HOUSTON (ICIS)–US vinyl chloride monomer (VCM) has become captive, produced almost exclusively by integrated makers of polyvinyl chloride (PVC) and exported almost exclusively through contracted transactions.

Spot business has almost all but disappeared – and 2018 is likely to hold more of the same.

That is because almost all VCM is polymerised to make PVC, its direct derivative, and most VCM is used internally by back-integrated makers of PVC.

That makes VCM prices tied to its derivative values, rather than dictated by feedstock costs, as are most precursor chemicals.

VCM prices have sagged during the last quarter of 2017, along with the PVC price. But they are expected to rise again early in 2018 as PVC processors and product manufacturers rebuild their inventory of resin.

What has changed in the spot export market is the joint venture between Occidental Chemical and Mexichem to build an ethane cracker at Occidental’s Ingleside production complex near Corpus Christi, Texas. The 1.2bn lb/year (544,000 tonne/year) cracker started up early 2017.

As part of the deal, Occidental supplies Mexichem with VCM from the complex to Mexichem PVC plants in Mexico and Colombia.

Gone are the occasional spot buys that Mexichem would make for US material when its contracted shipments did not fulfill all of its PVC production needs.

Also gone are regular shipments to Australia to supply PVC there when that production closed in late 2015.

Besides that business, US VCM production capacity remains near the level needed for the manufacture of PVC.

That could change with new developments in Louisiana.

Shintech has filed for a permit to add VCM production capacity at its Plaquemine production centre. Part of that plan calls for expansion of its chlorine, ethylene dichloride (EDC) and VCM production capacity. But most market watchers do not believe that it will include further volumes available for spot markets.

It will, instead, be used to expand Shintech’s domestic and international sales of PVC from its US base of operations. Shintech’s position on the Mississippi River makes it ideal for serving the US market.

Under the proposal, Shintech would expand PVC capacity to 2.215bn lb/year from 1.400bn lb/year, it said in a public notice filed with the US Army Corps of Engineers.

It would also build a plant that will produce chlor-alkalis, EDC and VCM, the permit said. Shintech did not list the capacities of the new plant.

Shintech did not say when operations could start at the plants if it chooses to develop the project.

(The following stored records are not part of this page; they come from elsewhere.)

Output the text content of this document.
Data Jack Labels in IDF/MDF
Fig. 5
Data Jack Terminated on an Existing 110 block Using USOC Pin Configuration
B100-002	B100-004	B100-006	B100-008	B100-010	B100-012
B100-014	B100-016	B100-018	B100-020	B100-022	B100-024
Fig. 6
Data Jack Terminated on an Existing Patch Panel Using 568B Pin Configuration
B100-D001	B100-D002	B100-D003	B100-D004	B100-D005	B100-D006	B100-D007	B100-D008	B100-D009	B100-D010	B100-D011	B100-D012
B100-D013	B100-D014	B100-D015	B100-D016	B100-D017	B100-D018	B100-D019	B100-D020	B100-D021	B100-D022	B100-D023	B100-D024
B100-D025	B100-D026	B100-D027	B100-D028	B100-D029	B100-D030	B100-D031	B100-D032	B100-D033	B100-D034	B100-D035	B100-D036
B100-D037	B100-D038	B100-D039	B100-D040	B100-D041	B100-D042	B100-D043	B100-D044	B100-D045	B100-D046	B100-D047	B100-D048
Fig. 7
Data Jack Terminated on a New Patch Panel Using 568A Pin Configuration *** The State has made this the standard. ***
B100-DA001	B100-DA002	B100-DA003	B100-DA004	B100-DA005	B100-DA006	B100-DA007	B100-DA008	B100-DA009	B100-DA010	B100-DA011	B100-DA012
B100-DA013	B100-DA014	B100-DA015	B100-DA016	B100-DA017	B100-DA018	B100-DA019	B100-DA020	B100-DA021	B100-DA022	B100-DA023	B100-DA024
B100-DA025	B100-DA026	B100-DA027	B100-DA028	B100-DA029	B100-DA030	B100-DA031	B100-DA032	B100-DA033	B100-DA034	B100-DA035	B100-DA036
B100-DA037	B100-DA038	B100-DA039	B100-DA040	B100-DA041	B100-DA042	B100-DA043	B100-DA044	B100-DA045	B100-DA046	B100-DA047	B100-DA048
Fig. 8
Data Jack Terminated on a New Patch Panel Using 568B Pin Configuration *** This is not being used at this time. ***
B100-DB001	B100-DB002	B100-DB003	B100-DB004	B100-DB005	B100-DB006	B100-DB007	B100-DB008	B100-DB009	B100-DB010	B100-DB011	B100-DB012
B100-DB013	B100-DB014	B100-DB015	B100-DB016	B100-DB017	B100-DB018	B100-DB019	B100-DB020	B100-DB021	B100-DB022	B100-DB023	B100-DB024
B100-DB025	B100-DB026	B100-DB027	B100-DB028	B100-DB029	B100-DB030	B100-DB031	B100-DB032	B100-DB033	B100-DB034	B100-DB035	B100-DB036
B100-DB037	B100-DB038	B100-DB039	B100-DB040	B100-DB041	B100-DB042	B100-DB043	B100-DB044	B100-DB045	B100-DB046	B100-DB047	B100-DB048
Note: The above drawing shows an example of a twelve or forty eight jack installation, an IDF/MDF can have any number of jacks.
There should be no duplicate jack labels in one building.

The company, a division of Tokyo-based Shin-Etsu, is now building an ethane cracker to produce ethylene from ethane from cheap natural gas and further expand margins, as well as total sales.

Market experts believe that the US will likely in coming years gradually expand US PVC production and exports, becoming an even more important global supplier.

US PVC demand is expected to grow significantly in the US domestic market. And producers sell into export markets the material they do not sell domestically.

Domestic consumption by US PVC producers and the other trade changes have sent US VCM exports plummeting.

In 2016, that came to 2.76m tonnes, or 39% of all US production, according to production figures from the American Chemistry Council and data on exports of unplasticised PVC from the US International Trade Commission (ITC).

Major US VCM producers include Olin, Occidental Chemical, Westlake Chemical and Formosa Plastics.